= Preis der Stadt Münster für Internationale Poesie =

German literary award

The Prize of the City of Münster for International Poetry (Preis der Stadt Münster für Internationale (ehemals Europäische) Poesie) is a German literary award recognizing outstanding contemporary poetry and its translation. The award is endowed with €15,500 and is split equally between the author and the translator(s).

The prize was established in 1993 as the "Preis der Stadt Münster für Europäische Poesie". It is awarded biennially (every two years) as part of the Lyriktreffen Münster (Münster Poetry Festival), which began in 1979.

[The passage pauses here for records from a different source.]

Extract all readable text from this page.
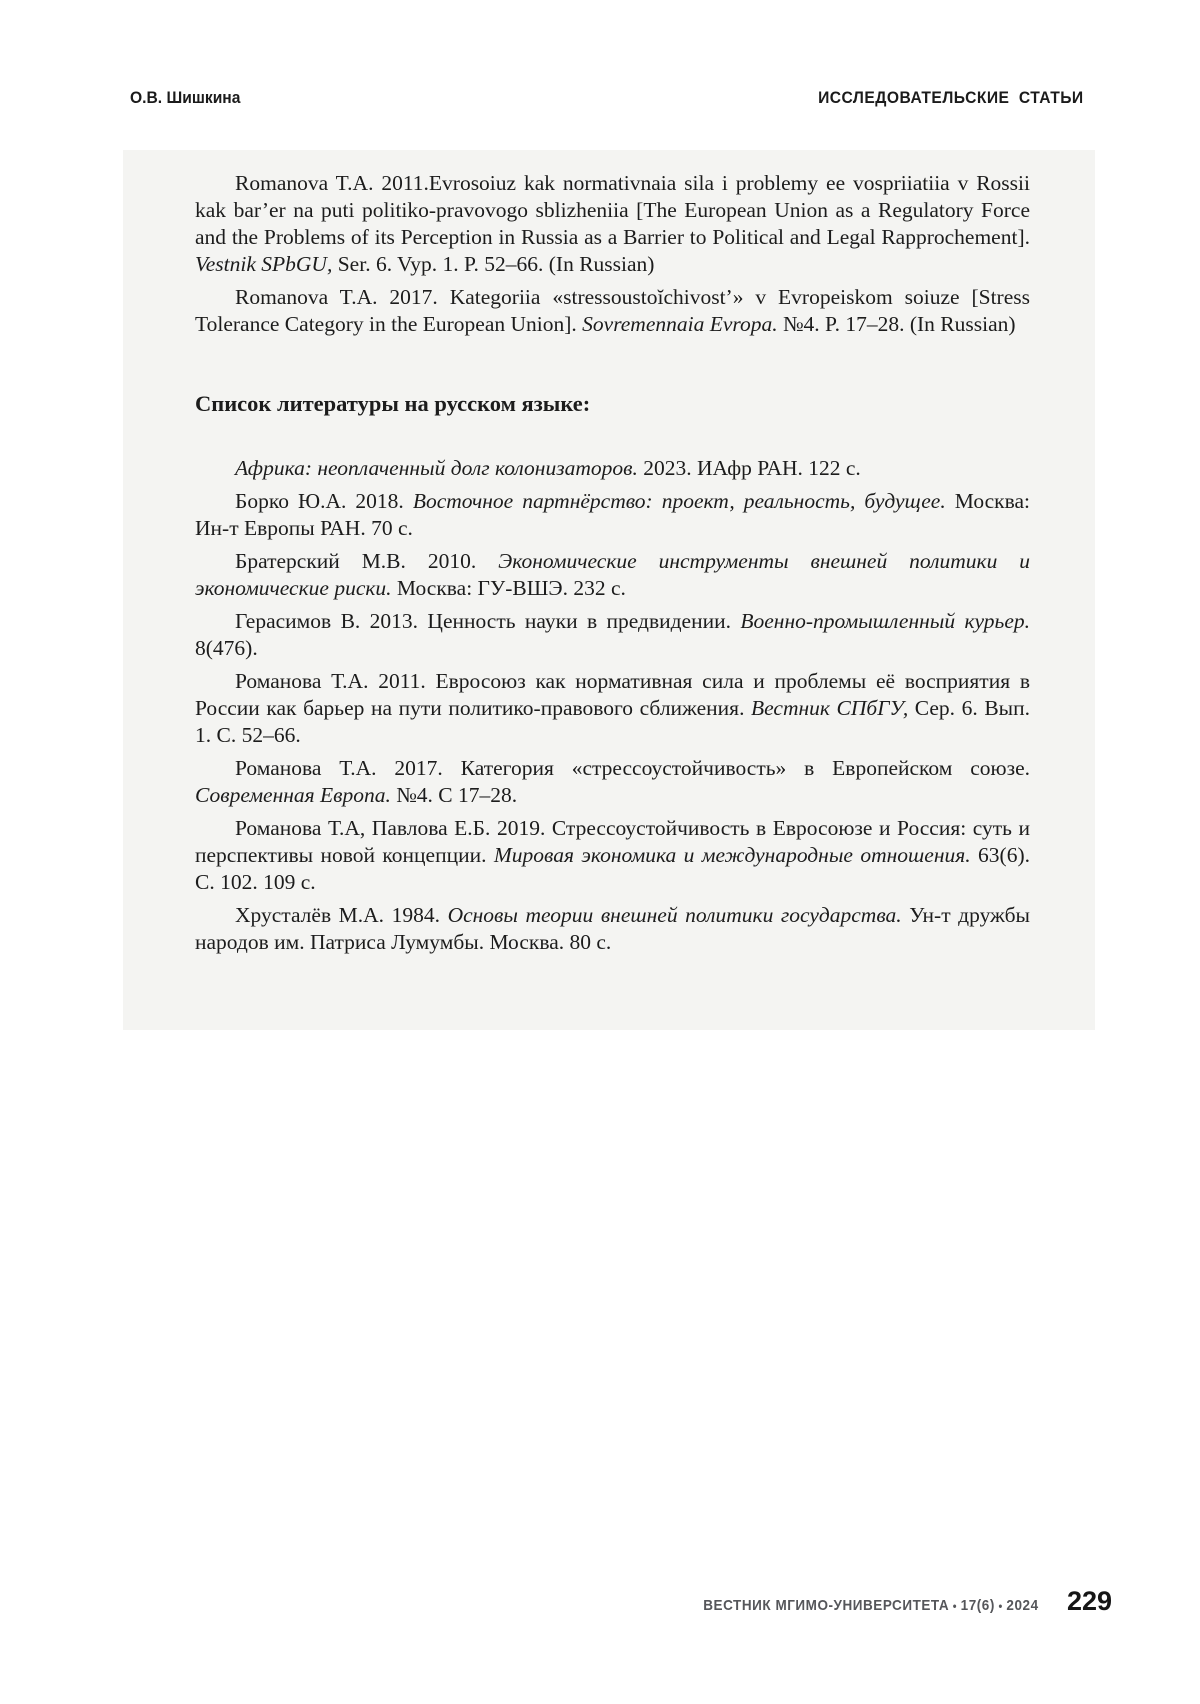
О.В. Шишкина	ИССЛЕДОВАТЕЛЬСКИЕ СТАТЬИ

Romanova T.A. 2011.Evrosoiuz kak normativnaia sila i problemy ee vospriiatiia v Rossii kak bar’er na puti politiko-pravovogo sblizheniia [The European Union as a Regulatory Force and the Problems of its Perception in Russia as a Barrier to Political and Legal Rapprochement]. Vestnik SPbGU, Ser. 6. Vyp. 1. P. 52–66. (In Russian)

Romanova T.A. 2017. Kategoriia «stressoustoĭchivost’» v Evropeiskom soiuze [Stress Tolerance Category in the European Union]. Sovremennaia Evropa. №4. P. 17–28. (In Russian)

Список литературы на русском языке:

Африка: неоплаченный долг колонизаторов. 2023. ИАфр РАН. 122 с.

Борко Ю.А. 2018. Восточное партнёрство: проект, реальность, будущее. Москва: Ин-т Европы РАН. 70 с.

Братерский М.В. 2010. Экономические инструменты внешней политики и экономические риски. Москва: ГУ-ВШЭ. 232 с.

Герасимов В. 2013. Ценность науки в предвидении. Военно-промышленный курьер. 8(476).

Романова Т.А. 2011. Евросоюз как нормативная сила и проблемы её восприятия в России как барьер на пути политико-правового сближения. Вестник СПбГУ, Сер. 6. Вып. 1. С. 52–66.

Романова Т.А. 2017. Категория «стрессоустойчивость» в Европейском союзе. Современная Европа. №4. С 17–28.

Романова Т.А, Павлова Е.Б. 2019. Стрессоустойчивость в Евросоюзе и Россия: суть и перспективы новой концепции. Мировая экономика и международные отношения. 63(6). С. 102. 109 с.

Хрусталёв М.А. 1984. Основы теории внешней политики государства. Ун-т дружбы народов им. Патриса Лумумбы. Москва. 80 с.

ВЕСТНИК МГИМО-УНИВЕРСИТЕТА • 17(6) • 2024 229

In 2024, the prize was officially renamed to the Prize of the City of Münster for International Poetry to reflect a global focus. The prize aims to encourage publishers to make important contemporary foreign-language poetry accessible through high-quality German translations.

== Award winners ==
- 1993 Andrea Zanzotto (poet); Donatella Capaldi, Ludwig Paulmichl and Peter Waterhouse (translators)
- 1995 Inger Christensen (poet); Hanns Grössel (translator)
- 1997 Zbigniew Herbert (poet); Klaus Staemmler (translator)
- 1999 Gellu Naum (poet); Oskar Pastior (translator)
- 2001 Hugo Claus (poet); Maria Csollány and Waltraud Hüsmert (translator)
- 2003 Miodrag Pavlović (poet); Peter Urban (translator)
- 2005 Daniel Bănulescu (poet); Ernest Wichner (translator)
- 2007 Tomaž Šalamun (poet); Fabjan Hafner (translator)
- 2009 Caius Dobrescu (poet); Gerhardt Csejka (translator)
- 2011 Ben Lerner (poet); Steffen Popp (translator)
- 2013 Derek Walcott; Werner von Koppenfels
- 2015 Charles Bernstein; VERSATORIUM, Tobias Amslinger, Norbert Lange, Léonce W. Lupette, Mathias Traxler
- 2017 Jon Fosse; Hinrich Schmidt-Henkel
- 2019 Eugene Ostashevsky; Monika Rinck, Uljana Wolf
- 2021 Eugeniusz Tkaczyszyn-Dycki; Uljana Wolf, Michael Zgodzay
- 2024 Diane Seuss (poet); Franz Hofner (translator)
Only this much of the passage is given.